Asked about the possibility of having had accelerated growth through VC funding, he observed: “Everybody wants to be a unicorn but it’s the cockroaches that survive a nuclear holocaust.”

Storage Made Easy

Jim Liddle started offering startups help to exit their funding after leaving Versata when it was bought by Trilogy. He set up a UK office for startups wanting to enter the British market and was with GigaSpaces for six or seven years, running the UK and European operations.

At this point he decided he wanted to run his own storage company. He set up Storage Made Easy (SME) as a company in 2009 and started doing something with it in 2012, when he left GigaSpaces.

The product idea was to provide an interface through which users could access all their different storage silos, such as FTP, SharePoint, Windows File Servers, email, SalesForce and BaseCamp. Customers would be able to search all these silos through this interface and apply common policies.

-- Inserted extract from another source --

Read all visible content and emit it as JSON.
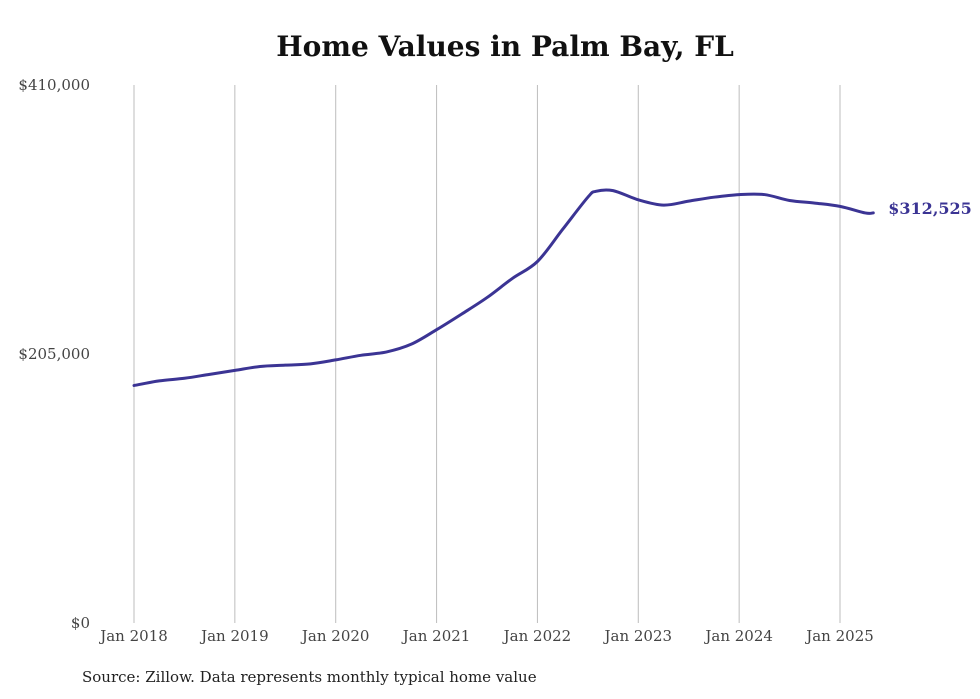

He saw a product gap here for a product that could make difficult storage operations easy. In grander terminology it was an abstraction layer driven by metadata, and hence in the same technology area as David Flynn’s Primary Data.

He said he didn’t need much cash to do this, and so there was no need for VC money. Liddle had also seen how VCs worked with startups and didn’t like it.

SME sells its product to large enterprise customers, ones with tens of thousands or more users/seats. It’s sold on a subscription basis – per user, per month. There are some 50 on-premises silo connectors. He says GPDR, with its need to identify and locate all records for a user, is crystallising minds and SME is getting 5-10 GPDR leads a day. “They need a non-invasive proxy that sits in front of their storage and provides one single audit stream facility to answer questions like ‘who has accessed my data?'”

SME can help with ransomware because it has a facility to copy files to a remote location and ensure they are never deleted or written to. It also covers cloud repositories.

The company has some 76 enterprise-class customers, some service providers, with 72 million seats overall.

SME has a recurring revenue stream. Liddle says: “We’re the biggest unknown competing against big gorillas, like Accellion.”

SME has some 35 employees and has been run on a profit-and-loss basis from the start.

Comment

Our impression is that Liddle’s SME has had less of a hard time in its five years than Object Matrix has had in its 14. Both set out to develop new technology and, we would guess, Object Matrix’s was more complex and took longer to produce.

Also Liddle’s SME was looking at a P&L management style from day one and generated recurring revenue, which must have made life easier than selling perpetual licences with support services.

You have to admire how these companies have stuck to their knitting, changed as circumstances threw curve balls their way, and are surviving and prospering.

We can compare them to two other UK storage suppliers – TCP/IP link parallelising Bridgeworks, privately owned and similarly VC-free, and replicating SW supplier WANdisco, which is now public and so stands apart.

Generally WANdisco sells to enterprises with online transactions to process and financial applications in mind. Bridgeworks sells to enterprises as well but also to smaller businesses suffering from slow networking.

Object Matrix is a niche object storage workflow company while SME is a storage abstraction layer company – a Primary Data without the glam metadata engine bells and whistles, charismatic founder (David Flynn), and Silicon Valley marketing razzamatazz.

It is inherently less niche than Object Matrix and, with GPDR, faces a broad market needing its product. Object Matrix has the prospect of landing and expanding in its customers, though, and being critical to their workflows.

Both SME and Object Matrix’s technologies are good, having survived hard times and become battle-tested, but looking through a Silicon Valley lens, we might say they are still under-achieving.

Look at it like this: the two companies are like artisanal brewers compared to the mega beer companies like Coors and Budweiser. Which would you rather drink?